In her new book, Quilt Local, Heather puts a focus on the inconspicuous, the unconsidered and the overlooked. She finds beauty in a small architecture detail or an abandoned building—to spark original quilt designs.
To participate in the Blog Tour that’s heralding Heather’s book launch, my assignment is to open my eyes to local inspiration.
I’m contributing a quilt project that’s influenced by my fantasy hometown of Kyoto. Oh, and my muse is neither low-profile nor ordinary. And my approach is improv, not planned. (I never did follow directions well!)
The subject of my quilt—the towering torii gate—marks the transition from the profane to the sacred at the entrance to Shinto shrines throughout Japan. You can take a small ferry out to Miyajima Island to see the most famous of torii gates “floating” in Hiroshima Bay—unless, like me, you visit at low tide.

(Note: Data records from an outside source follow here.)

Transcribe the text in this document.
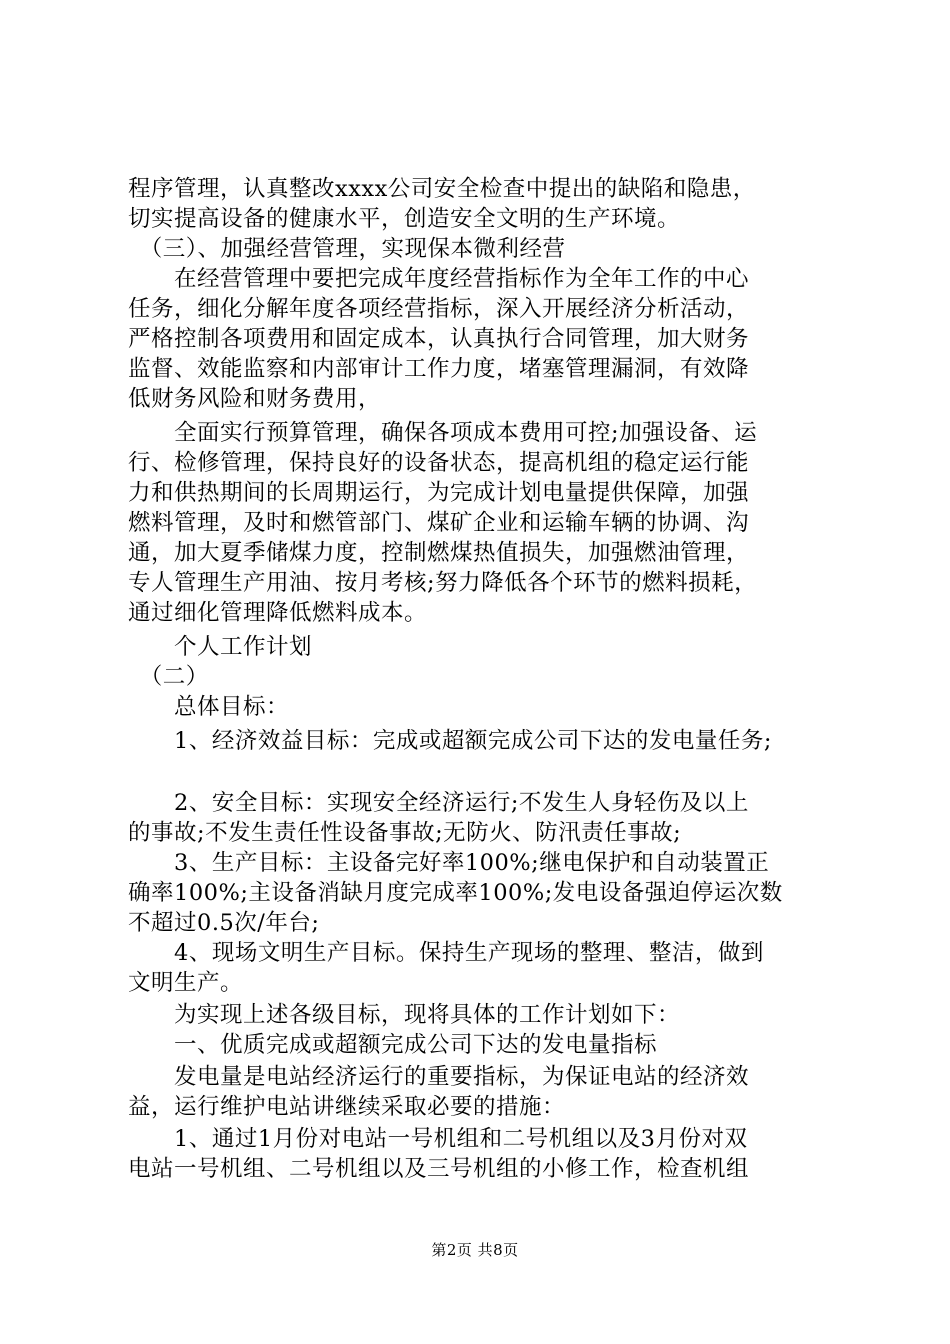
程序管理，认真整改xxxx公司安全检查中提出的缺陷和隐患，
切实提高设备的健康水平，创造安全文明的生产环境。
　（三）、加强经营管理，实现保本微利经营
　　在经营管理中要把完成年度经营指标作为全年工作的中心
任务，细化分解年度各项经营指标，深入开展经济分析活动，
严格控制各项费用和固定成本，认真执行合同管理，加大财务
监督、效能监察和内部审计工作力度，堵塞管理漏洞，有效降
低财务风险和财务费用，
　　全面实行预算管理，确保各项成本费用可控;加强设备、运
行、检修管理，保持良好的设备状态，提高机组的稳定运行能
力和供热期间的长周期运行，为完成计划电量提供保障，加强
燃料管理，及时和燃管部门、煤矿企业和运输车辆的协调、沟
通，加大夏季储煤力度，控制燃煤热值损失，加强燃油管理，
专人管理生产用油、按月考核;努力降低各个环节的燃料损耗，
通过细化管理降低燃料成本。
　　个人工作计划
　（二）
　　总体目标：
　　1、经济效益目标：完成或超额完成公司下达的发电量任务;
　　2、安全目标：实现安全经济运行;不发生人身轻伤及以上
的事故;不发生责任性设备事故;无防火、防汛责任事故;
　　3、生产目标：主设备完好率100%;继电保护和自动装置正
确率100%;主设备消缺月度完成率100%;发电设备强迫停运次数
不超过0.5次/年台;
　　4、现场文明生产目标。保持生产现场的整理、整洁，做到
文明生产。
　　为实现上述各级目标，现将具体的工作计划如下：
　　一、优质完成或超额完成公司下达的发电量指标
　　发电量是电站经济运行的重要指标，为保证电站的经济效
益，运行维护电站讲继续采取必要的措施：
　　1、通过1月份对电站一号机组和二号机组以及3月份对双
电站一号机组、二号机组以及三号机组的小修工作，检查机组
第2页 共8页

Just as visually stunning are the thousands of torii gates that wind up a mountain south of Kyoto at Fushimi Inari Shrine.
For the blue fabrics in my quilt, I dyed vintage yukata cottons in a vat of natural indigo—with the help of Kathy Hattori of Botanical Colors. Then I “made” fabric by randomly sewing together chunks of the blue cottons.
Three hues of orange were spontaneously pieced into 16 blocks and then sewn together for the center of the quilt top. Longer strips of the patched-together fabric formed a matching border.
Although I went further afield than my own backyard to glean inspiration for my quilt—I share Heather’s commitment to originality. And her passion for interpreting the world through fabric and stitch.